My regret is that very subject, the leaving. It was brutal. I couldn't' read On Our Backs at all for a few years after I left, it made me so upset. They might have been great issues, btu I was still heartbroken.
In retrospect, I see that when I had my daughter in 1990, even though I planned to go right back to work, I was naive about how my life would change, as many new moms are.
I had a real baby on my hands, and yet OOB had always been my “baby” as well. It was really rough to divide my time without feeling like I was l was an utter failure at both responsibilities.
At the same time, my business co-partner, and best friend, Debi, was going off in her own new directions. At the time I would have told you, “She’s nuts, she’s inside her office screaming about wallpapering her bedroom!”-- but nowadays I wouldn’t presume to judge.
We were all way overdue for a first-rate nervous breakdown. The entire lesbian establishment hated our guts. Mainstream publishers and pornographers ignored us or cheated us. The money pressure was hideous and any moment I expected to be taken away to debtors prison. We had a couple thousand starry-eyed fans who had no idea what kind of trouble we were in, and we didn’t want to spoil their illusion. The reality of our impossibility was devastating, and it didn’t help anymore to hear we were “ahead of our time.”
When I decided I needed to change the balance of my tightrope act in favor of Mommy-ness, Debi hit the roof. She hit the roof, of the roof, of the roof. If only I had let her wrap herself in wallpaper first, maybe I could have avoided the whole thing!
Debi served me with a subpoena for subordinating my corporate responsibility. She had a meeting with me and a lawyer where she said she wanted me to pack my bags in a week (I had in mind a yearlong, find-the-new-editor process) and she wanted a stipulation that I could never write professionally again, at least without paying a hefty portion of my income.
To this day, I have no idea why she went so vengeful I walked out with nothing but my baby in my arms, but that was the reason I had to leave anyway. I don’t regret it, because my motherhood improved about 5000%-- I actually took care of her and saw her little face when I wasn’t one my way to or from work, crabby and exhausted.
But my OOB breakup was gutwrenching. We really did love each other, and I guess that was what made it so bewildering. If everyone had taken a chill pill, I would have loved to work 20 hours a week and find the next new hottie editor. My only solace when I look back on this nightmare is that I hear many other creative teams have had similar fireworks when they broke up. So we were not unique!
Debbie got married to a man, then divorced, and continued to promote her Female Ejaculation video along with other sex education and spiritual projects. She had always wanted the magazine to make money-- real money-- and it must have galled her to ultimately sell the whole operation for a pittance. She realized that videos were where the profits were. I never saw her again after the lawyer nonsense.

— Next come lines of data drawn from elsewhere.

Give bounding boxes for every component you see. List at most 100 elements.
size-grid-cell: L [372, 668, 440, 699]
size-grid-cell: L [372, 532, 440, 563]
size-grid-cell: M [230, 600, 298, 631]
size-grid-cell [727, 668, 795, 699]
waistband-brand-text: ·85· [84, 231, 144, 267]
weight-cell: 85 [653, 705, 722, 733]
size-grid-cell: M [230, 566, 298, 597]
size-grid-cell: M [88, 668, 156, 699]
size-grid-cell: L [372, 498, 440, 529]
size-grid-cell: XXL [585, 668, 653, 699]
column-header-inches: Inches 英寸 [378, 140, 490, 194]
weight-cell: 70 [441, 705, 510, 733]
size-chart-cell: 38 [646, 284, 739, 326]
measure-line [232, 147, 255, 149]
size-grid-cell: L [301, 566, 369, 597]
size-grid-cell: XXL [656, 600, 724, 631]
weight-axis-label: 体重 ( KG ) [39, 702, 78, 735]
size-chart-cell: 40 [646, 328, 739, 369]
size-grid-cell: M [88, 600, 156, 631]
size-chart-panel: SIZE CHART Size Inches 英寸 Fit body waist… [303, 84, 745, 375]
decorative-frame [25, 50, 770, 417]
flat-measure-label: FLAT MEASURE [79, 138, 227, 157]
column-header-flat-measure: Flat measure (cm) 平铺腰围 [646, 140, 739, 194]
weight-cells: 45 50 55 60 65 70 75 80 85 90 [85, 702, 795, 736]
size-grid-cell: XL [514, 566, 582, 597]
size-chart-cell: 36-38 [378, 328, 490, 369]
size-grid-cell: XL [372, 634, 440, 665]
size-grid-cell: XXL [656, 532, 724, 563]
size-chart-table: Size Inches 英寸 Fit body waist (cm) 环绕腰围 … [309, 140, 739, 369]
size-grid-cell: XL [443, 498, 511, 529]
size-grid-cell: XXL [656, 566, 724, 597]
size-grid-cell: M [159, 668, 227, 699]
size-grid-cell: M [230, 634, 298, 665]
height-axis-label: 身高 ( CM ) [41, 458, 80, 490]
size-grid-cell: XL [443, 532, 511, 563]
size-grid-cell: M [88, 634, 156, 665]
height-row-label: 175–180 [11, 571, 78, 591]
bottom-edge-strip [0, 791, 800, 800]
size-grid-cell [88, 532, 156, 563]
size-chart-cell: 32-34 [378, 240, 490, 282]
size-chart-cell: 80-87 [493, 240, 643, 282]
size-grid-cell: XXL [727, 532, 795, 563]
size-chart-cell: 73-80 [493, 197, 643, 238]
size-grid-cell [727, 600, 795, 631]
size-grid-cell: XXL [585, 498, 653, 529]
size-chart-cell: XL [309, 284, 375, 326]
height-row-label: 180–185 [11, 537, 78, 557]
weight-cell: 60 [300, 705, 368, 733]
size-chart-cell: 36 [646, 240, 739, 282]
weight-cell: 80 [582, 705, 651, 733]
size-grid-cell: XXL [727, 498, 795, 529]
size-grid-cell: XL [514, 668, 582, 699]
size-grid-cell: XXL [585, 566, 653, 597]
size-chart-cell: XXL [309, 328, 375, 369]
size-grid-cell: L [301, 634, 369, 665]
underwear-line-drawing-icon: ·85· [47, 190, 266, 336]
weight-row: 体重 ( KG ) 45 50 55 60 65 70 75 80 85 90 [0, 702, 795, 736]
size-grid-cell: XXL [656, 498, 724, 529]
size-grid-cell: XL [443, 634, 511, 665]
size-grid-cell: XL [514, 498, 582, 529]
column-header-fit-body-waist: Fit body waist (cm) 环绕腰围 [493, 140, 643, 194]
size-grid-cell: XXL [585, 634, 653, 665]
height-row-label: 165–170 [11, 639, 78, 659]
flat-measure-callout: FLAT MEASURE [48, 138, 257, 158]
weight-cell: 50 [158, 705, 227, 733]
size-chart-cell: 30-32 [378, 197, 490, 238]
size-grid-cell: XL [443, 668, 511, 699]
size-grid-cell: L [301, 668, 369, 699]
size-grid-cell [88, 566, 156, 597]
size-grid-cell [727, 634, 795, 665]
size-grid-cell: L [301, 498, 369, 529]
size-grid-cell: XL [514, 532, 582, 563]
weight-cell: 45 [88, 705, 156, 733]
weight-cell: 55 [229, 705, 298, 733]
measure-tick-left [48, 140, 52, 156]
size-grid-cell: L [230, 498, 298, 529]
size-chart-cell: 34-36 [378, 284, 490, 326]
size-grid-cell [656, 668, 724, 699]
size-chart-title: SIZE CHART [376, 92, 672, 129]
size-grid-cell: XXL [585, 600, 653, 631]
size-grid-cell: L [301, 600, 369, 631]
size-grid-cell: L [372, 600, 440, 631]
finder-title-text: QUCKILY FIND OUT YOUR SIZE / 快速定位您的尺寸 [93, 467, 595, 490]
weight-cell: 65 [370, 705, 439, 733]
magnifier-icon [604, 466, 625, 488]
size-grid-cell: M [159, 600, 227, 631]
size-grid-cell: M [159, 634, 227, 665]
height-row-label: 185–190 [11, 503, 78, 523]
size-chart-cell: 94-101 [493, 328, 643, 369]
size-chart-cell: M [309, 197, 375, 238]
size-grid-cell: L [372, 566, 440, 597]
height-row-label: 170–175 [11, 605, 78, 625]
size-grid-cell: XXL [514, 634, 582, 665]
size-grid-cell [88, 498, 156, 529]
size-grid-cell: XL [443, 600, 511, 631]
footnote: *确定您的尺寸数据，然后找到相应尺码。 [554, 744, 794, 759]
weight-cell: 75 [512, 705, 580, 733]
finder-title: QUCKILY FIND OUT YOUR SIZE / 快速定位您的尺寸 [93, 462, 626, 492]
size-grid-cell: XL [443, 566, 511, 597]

Nan got a new girlfriend and moved to Minnesota, working at one of the women's bookstores that used to be a hard ass about On Our Backs, but then changed their ways! She looked me up one year a decade later and when we reunited, we hugged each other for an eternity. She and her lover Christi Cassidy, run Fatale Video, still the original lesbian video company.
Nan and I, along with Debi and Honey, are the only ones who truly know the hair-raising, insane stunts we pulled, day after day, to put out our beloved bit of revolution.
Honey Lee and I broke up after 7 years, and subsequently I was a most fickle and gadabout gal about town for a few years before I settled down with my current lover, Jon. My “baby” is now a grown-up artist herself. and her godmother, Honey Lee, taught her a great deal about photography and film, just as she did with me.
I’m very close to many of the artists I met through OOB-- they’re my family. Aretha has shown photo prints from the early On Our Backs to show her classes. I’m so touched she sees the beauty and authenticity in those things that made me feel so powerful in the very beginning.
Photos, top to bottom:
Phyllis Christopher, Honey Lee Cottrell, Honey Lee Cottrell and Tee Corinne, Honey Lee Cottrell, Cathy Lee Prochazka, Jill Posener, Jill Posener, Tee Corinne.